Medical malpractice changes must accompany health care reforms
July 7, 2009 · 1:03 PM
by Don C. Brunell
Americans overwhelmingly support reforms to our nation’s health care system. Health insurance costs are rising two and three times the rate of inflation. But enthusiasm for change has been somewhat dampened by the sticker shock to pay for it.
Richard Epstein, a University of Chicago law professor, believes that one way to offset some of the costs is to change the country’s medical malpractice laws, something President Obama declined to endorse when he met with the American Medical Association earlier this year.
Epstein wrote in the Wall Street Journal that litigation in the U.S. has at least four distinctive procedural features that drive up malpractice costs. They include:
1. Jury trials, which can veer out of control and, at a minimum, introduce significant uncertainty.
2. The contingency-fee system, which allows well-heeled lawyers to self-finance litigation.

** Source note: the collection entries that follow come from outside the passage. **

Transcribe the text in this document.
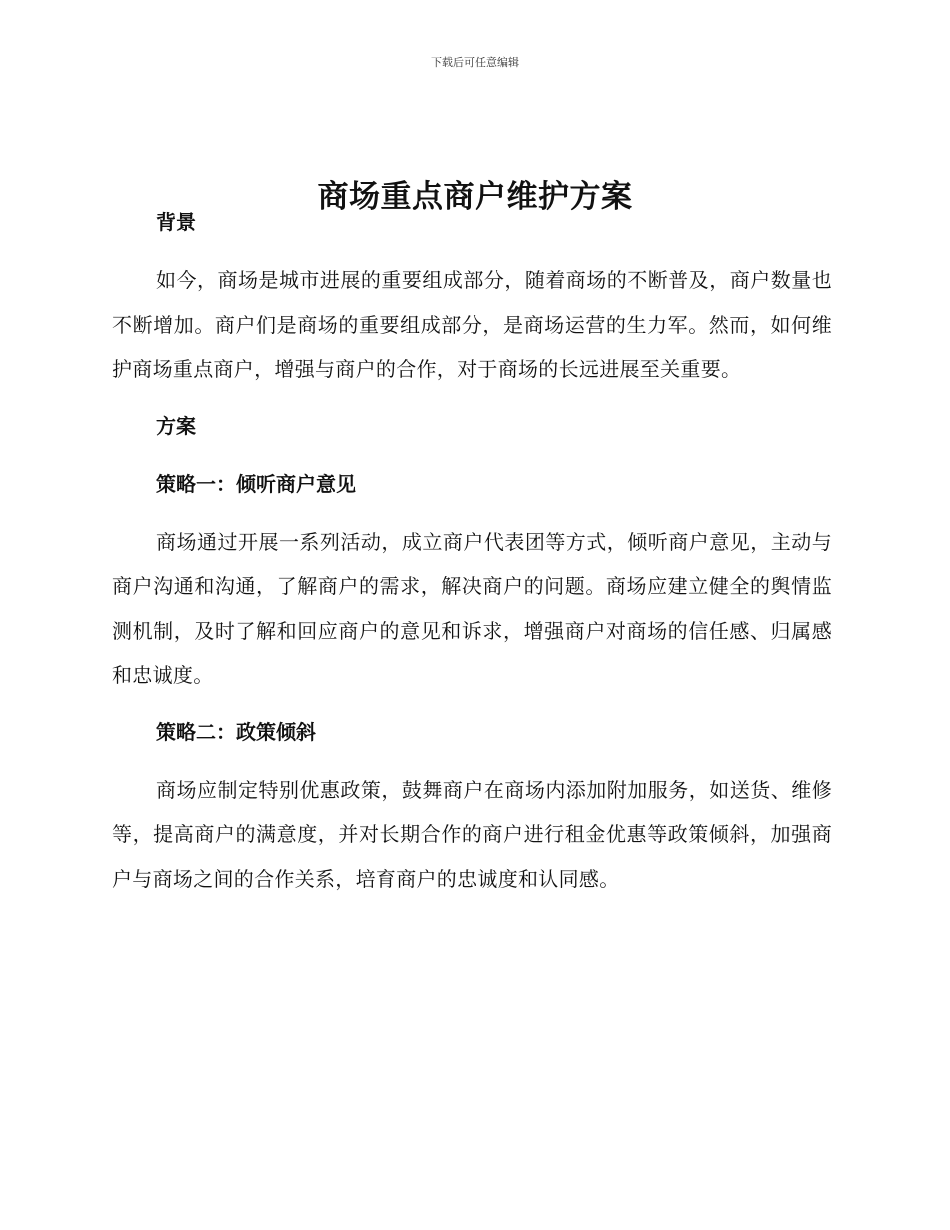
下载后可任意编辑
商场重点商户维护方案

背景

如今，商场是城市进展的重要组成部分，随着商场的不断普及，商户数量也不断增加。商户们是商场的重要组成部分，是商场运营的生力军。然而，如何维护商场重点商户，增强与商户的合作，对于商场的长远进展至关重要。

方案

策略一：倾听商户意见

商场通过开展一系列活动，成立商户代表团等方式，倾听商户意见，主动与商户沟通和沟通，了解商户的需求，解决商户的问题。商场应建立健全的舆情监测机制，及时了解和回应商户的意见和诉求，增强商户对商场的信任感、归属感和忠诚度。

策略二：政策倾斜

商场应制定特别优惠政策，鼓舞商户在商场内添加附加服务，如送货、维修等，提高商户的满意度，并对长期合作的商户进行租金优惠等政策倾斜，加强商户与商场之间的合作关系，培育商户的忠诚度和认同感。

3. The rule that makes each side bear its own costs. This encourages more frivolous lawsuits than in most other countries, such as Canada, England and most of Europe, where the loser pays the legal costs of the winner.
4. Extensive pretrial discovery outside the direct supervision of judges, which occurs far more readily here than elsewhere.
According to Epstein, even these features aren’t the whole story. American judges frequently let juries decide whether honest mistakes constitute negligence. Judges in other nations are less likely to do so. American courts commonly think it proper for juries to infer medical negligence from the mere occurrence of a serious injury. European judges usually will not.
In sum, the medical malpractice system provides incentives for plaintiffs that really do matter. Americans, for example, file claims about 3.5 times more often than Canadians.
Epstein cites a study led by David Studdert published in the 2006 New England Journal of Medicine which concluded that the administrative expenses of the malpractice system were “exorbitant.” And worse, it found errors in jury verdicts in about 25 percent of litigated cases. Juries denied compensation properly due in 16 percent of the cases, and awarded it about 10 percent of the time when it was unwarranted. These error rates don’t include damage awards set at improper levels.
More disturbingly, according to Epstein, a careful 1992 study by Donald Dewees and Michael Trebilcock in the Osgoode Hall Law Journal concluded that the frequency of medical malpractice in Canada was about the same as in the U.S., even though our malpractice costs are ten times higher. In other words, our costly system doesn’t seem to do much to deter malpractice.
Epstein believes the U.S. cannot ignore serious tort reform. To be sure, medical malpractice premiums constitute well under one percent of the total U.S. health-care bill. But defensive medicine — unnecessary tests and procedures performed solely to protect against a potential lawsuit — adds perhaps as much as 10 percent.
In a Massachusetts Medical Society survey published last November, 83 percent of Bay State physicians cited the fear of being sued in their decisions to practice “defensive medicine,” a phenomenon that adds at least $1.4 billion to annual health-care costs in that state alone. According to the 900 doctors surveyed, on average, 18 to 28 percent of tests, procedures, referrals and consultations, and 13 percent of hospitalizations were ordered to avoid lawsuits.
High malpractice costs can shut down clinics that serve vulnerable populations, leading to more patient harm than the occasional case of malpractice.
With cost estimates hovering around $1.6 trillion for proposed changes in health care, the frequency and costs of lawsuits will likely rise if we don’t pass tort reform because Uncle Sam will be the deep pocket, rather than insurers and their ratepayers.
The bottom line is, without legal reform, real health care reform won’t happen.